The problem is fear of the unknown which is used to talk insured people into taking these medications that create problems and diseases that would not have occurred had the person acted differently. The one size fits all approach to cholesterol makes little sense considering many people have genetic adaptations that allow them to have high cholesterol and still live a long life. The truth is, eventually, we will all succumb to something, so the actual benefit of taking a substance that creates problems for us which has maybe a marginal effect on how long we live with side effects that are life threatening are questionable.
Clinically, patients report pain while attempting to exercise in their muscles which affects their quality of life while the doctors who placed them on these medications tell them the importance of exercise. In our chiropractic practice, statins often affects our results and our outcomes, even with the best and most effective rehabilitation regimens.
Check out the NY Times article here
Can Statins Cut the Benefits of Exercise?By GRETCHEN REYNOLD An important new study suggests that statins, the cholesterol-lowering medications that are the most prescribed drugs in the world, may block some of the fitness benefits of exercise, one of the surest ways to improve health.
No one is saying that people with high cholesterol or a family history of heart disease should avoid statins, which studies show can be lifesaving. But the discovery could create something of dilemma for doctors and patients, since the people who should benefit the most from exercise — those who are sedentary, overweight, at risk of heart disease or middle-aged — are also the people most likely to be put on statins, possibly undoing some of the good of their workouts.
For the new study, which was published online in The Journal of the American College of Cardiology, researchers from the University of Missouri and other institutions gathered a group of overweight, sedentary men and women, all of whom had multiple symptoms of metabolic problems, including wide waistlines, high blood pressure or excess abdominal fat.
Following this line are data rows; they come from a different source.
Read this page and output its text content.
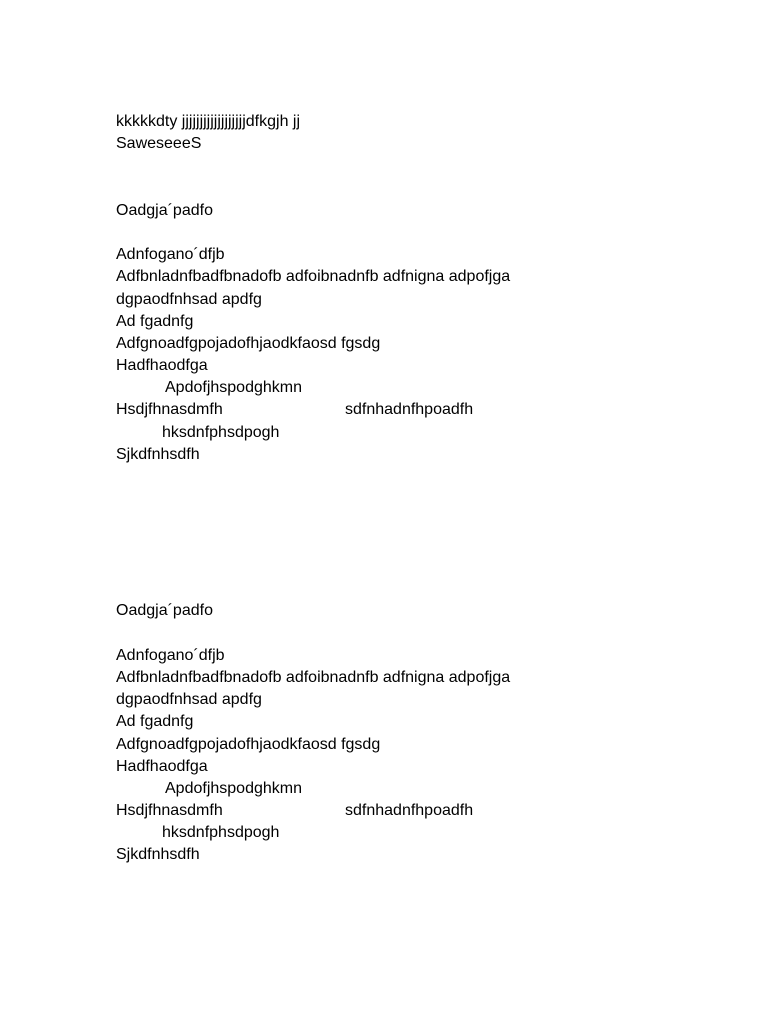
kkkkkdty jjjjjjjjjjjjjjjjjjdfkgjh jj
SaweseeeS
Oadgja´padfo
Adnfogano´dfjb
Adfbnladnfbadfbnadofb adfoibnadnfb adfnigna adpofjga
dgpaodfnhsad apdfg
Ad fgadnfg
Adfgnoadfgpojadofhjaodkfaosd fgsdg
Hadfhaodfga
Apdofjhspodghkmn
Hsdjfhnasdmfh	sdfnhadnfhpoadfh
hksdnfphsdpogh
Sjkdfnhsdfh
Oadgja´padfo
Adnfogano´dfjb
Adfbnladnfbadfbnadofb adfoibnadnfb adfnigna adpofjga
dgpaodfnhsad apdfg
Ad fgadnfg
Adfgnoadfgpojadofhjaodkfaosd fgsdg
Hadfhaodfga
Apdofjhspodghkmn
Hsdjfhnasdmfh	sdfnhadnfhpoadfh
hksdnfphsdpogh
Sjkdfnhsdfh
Most had slightly but not dangerously elevated cholesterol levels.
None had exercised regularly in the past year.
All underwent muscle biopsies and treadmill testing to determine their aerobic fitness — which was generally quite low — and agreed to continue with their normal diet.
Then they all began a supervised 12-week exercise program, during which they visited the university lab five times a week and walked or jogged on a treadmill for 45 minutes at a moderately vigorous pace (about 65 to 70 percent of their individual aerobic maximum).
Half of the group also began taking a daily 40-milligram dose of simvastatin, a particular type of statin sold under the brand name Zocor.
At the end of 12 weeks, the participants fitness and muscles were retested.